The first steamboat to descend the Ohio was the Orleans in 1811. As early as 1809, Nicholas Roosevelt, an associate of Fulton, had floated down the Ohio on a flatboat making measurements of the channels, water levels and noting coal deposits. After eighteen months of construction, at a cost of $38,000. the Orleans, with Captain Roosevelt and his family and crew left Pittsburgh on October 20, 1811. The boat first passed Cincinnati on its four day journey to Louisville. Because of low water at the falls of Louisville, the Orleans had to wait one month for higher water. During this time it steamed 141 miles back up the Ohio to Cincinnati.
Two years before, Mr. Roosevelt had said he would return in a steamboat, but no one had believed him. When the 116 foot long, bright blue steamboat laid anchor at Cincinnati, it seemed as if all the twenty-six hundred inhabitants gathered on the riverbank to watch.

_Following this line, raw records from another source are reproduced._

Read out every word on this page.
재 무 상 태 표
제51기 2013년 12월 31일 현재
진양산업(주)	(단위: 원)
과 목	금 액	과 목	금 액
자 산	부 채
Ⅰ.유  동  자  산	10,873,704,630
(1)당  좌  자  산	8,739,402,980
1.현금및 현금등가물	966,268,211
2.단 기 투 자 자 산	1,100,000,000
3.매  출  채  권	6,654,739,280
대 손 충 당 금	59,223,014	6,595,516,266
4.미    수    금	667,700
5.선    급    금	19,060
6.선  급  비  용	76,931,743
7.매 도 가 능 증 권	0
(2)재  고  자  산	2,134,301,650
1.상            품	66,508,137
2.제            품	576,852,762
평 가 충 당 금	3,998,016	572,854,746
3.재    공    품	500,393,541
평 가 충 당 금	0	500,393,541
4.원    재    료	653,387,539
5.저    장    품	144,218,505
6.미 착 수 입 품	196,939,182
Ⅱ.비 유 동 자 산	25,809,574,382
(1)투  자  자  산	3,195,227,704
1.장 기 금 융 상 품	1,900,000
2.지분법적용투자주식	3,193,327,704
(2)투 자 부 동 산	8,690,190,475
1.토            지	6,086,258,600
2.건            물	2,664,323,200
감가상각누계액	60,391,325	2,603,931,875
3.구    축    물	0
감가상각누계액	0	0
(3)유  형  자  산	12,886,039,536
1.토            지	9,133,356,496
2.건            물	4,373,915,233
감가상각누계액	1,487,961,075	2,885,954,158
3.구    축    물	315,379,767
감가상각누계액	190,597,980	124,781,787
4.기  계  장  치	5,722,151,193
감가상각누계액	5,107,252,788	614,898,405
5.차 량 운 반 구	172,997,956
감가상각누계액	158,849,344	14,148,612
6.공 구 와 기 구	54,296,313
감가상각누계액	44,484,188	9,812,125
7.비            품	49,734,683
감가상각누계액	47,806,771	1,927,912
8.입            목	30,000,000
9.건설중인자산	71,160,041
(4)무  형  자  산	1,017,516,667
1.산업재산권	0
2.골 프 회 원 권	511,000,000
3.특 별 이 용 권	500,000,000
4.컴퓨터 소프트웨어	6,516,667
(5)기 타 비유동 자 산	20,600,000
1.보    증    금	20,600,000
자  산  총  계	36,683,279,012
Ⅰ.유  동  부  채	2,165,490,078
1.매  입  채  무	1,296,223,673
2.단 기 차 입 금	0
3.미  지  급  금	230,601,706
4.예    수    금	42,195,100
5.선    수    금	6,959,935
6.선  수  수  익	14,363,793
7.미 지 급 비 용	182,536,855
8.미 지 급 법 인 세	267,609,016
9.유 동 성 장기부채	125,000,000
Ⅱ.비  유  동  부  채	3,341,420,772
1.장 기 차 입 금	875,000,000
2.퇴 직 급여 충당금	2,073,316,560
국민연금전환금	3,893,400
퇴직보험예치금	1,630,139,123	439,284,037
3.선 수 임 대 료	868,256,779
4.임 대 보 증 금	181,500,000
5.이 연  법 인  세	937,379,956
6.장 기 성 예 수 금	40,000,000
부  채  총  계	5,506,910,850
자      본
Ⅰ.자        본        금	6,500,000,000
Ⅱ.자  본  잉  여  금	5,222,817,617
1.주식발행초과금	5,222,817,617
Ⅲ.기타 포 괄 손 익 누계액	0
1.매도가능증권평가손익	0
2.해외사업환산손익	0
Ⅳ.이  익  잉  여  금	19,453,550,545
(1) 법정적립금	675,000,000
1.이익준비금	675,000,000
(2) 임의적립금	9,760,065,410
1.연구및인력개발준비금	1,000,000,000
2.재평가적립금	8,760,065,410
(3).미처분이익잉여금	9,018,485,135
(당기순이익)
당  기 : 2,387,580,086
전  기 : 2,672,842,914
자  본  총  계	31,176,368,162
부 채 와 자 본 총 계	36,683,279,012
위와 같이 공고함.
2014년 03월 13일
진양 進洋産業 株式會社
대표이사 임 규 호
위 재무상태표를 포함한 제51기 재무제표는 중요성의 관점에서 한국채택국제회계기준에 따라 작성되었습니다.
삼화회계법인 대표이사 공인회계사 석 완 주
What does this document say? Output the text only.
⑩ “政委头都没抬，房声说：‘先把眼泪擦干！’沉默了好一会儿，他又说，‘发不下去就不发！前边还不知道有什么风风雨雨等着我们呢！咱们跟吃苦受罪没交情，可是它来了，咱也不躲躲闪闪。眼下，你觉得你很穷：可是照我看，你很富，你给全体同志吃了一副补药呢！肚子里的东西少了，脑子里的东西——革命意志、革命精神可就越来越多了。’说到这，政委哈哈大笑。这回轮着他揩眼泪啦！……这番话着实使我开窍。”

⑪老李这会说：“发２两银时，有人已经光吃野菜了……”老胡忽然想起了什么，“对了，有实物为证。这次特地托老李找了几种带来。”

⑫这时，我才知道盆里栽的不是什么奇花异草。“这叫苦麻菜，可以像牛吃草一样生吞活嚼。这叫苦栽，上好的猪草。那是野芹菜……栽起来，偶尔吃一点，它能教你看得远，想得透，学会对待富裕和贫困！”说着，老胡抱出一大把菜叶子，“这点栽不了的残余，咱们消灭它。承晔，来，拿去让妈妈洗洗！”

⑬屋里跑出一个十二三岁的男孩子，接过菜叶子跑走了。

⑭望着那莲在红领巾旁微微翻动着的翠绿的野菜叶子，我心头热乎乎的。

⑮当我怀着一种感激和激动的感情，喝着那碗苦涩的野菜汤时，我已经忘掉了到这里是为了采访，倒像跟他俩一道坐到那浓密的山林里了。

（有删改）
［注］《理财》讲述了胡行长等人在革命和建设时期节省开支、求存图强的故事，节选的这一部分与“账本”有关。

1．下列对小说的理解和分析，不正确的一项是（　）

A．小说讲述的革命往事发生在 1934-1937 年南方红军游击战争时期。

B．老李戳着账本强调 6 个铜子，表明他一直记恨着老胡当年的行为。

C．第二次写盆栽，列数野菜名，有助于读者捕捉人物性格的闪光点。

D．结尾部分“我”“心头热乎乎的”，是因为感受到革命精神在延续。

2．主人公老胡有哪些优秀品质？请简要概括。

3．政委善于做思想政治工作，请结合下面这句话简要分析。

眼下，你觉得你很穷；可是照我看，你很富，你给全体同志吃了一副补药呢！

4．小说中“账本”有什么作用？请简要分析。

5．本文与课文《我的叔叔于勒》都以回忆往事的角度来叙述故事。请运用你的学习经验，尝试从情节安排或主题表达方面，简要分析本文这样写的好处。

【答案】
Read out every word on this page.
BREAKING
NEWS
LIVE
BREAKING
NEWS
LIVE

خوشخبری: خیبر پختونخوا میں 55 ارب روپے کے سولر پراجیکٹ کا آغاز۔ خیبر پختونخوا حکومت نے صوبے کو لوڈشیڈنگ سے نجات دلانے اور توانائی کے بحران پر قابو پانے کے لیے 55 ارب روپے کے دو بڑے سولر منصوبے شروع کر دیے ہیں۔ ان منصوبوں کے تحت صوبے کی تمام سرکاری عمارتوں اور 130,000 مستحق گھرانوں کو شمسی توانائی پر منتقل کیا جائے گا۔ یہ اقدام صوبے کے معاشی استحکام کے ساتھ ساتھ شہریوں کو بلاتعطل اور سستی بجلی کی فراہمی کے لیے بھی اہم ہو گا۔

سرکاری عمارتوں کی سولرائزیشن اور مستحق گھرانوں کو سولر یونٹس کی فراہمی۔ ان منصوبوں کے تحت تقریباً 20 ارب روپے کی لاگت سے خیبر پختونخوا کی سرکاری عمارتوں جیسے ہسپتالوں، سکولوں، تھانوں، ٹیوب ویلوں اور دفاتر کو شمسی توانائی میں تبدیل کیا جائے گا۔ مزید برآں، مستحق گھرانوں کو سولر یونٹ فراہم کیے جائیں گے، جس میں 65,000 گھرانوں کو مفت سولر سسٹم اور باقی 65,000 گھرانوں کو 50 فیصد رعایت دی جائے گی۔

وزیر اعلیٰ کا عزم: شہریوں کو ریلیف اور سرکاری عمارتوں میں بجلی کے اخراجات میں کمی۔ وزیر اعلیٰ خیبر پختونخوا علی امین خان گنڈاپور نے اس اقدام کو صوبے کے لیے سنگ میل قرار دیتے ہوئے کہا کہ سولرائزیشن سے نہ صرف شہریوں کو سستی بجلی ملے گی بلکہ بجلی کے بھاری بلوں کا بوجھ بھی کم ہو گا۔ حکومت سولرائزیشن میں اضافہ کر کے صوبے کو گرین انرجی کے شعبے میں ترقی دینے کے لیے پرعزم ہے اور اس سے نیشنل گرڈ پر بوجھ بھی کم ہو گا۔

No one who lived on the Ohio at that time will ever forget the amazing year 1811. On September 17, on a bright and cloudless day, the sun was eclipsed by the moon. In the fall, The Great Comet of 1811, with a head larger than the sun, blazed across the night heavens for months. Millions of squirrels began migrating south and died in the Ohio River. In December the strongest earthquake ever recorded in North America caused changes in the course of the Mississippi and other rivers. Even more amazing, in terms of the settlement of our ancestors, was the two thousand mile voyage of this first steamboat, the Orleans, from Pittsburgh, finally arriving in New Orleans on January 12, 1812.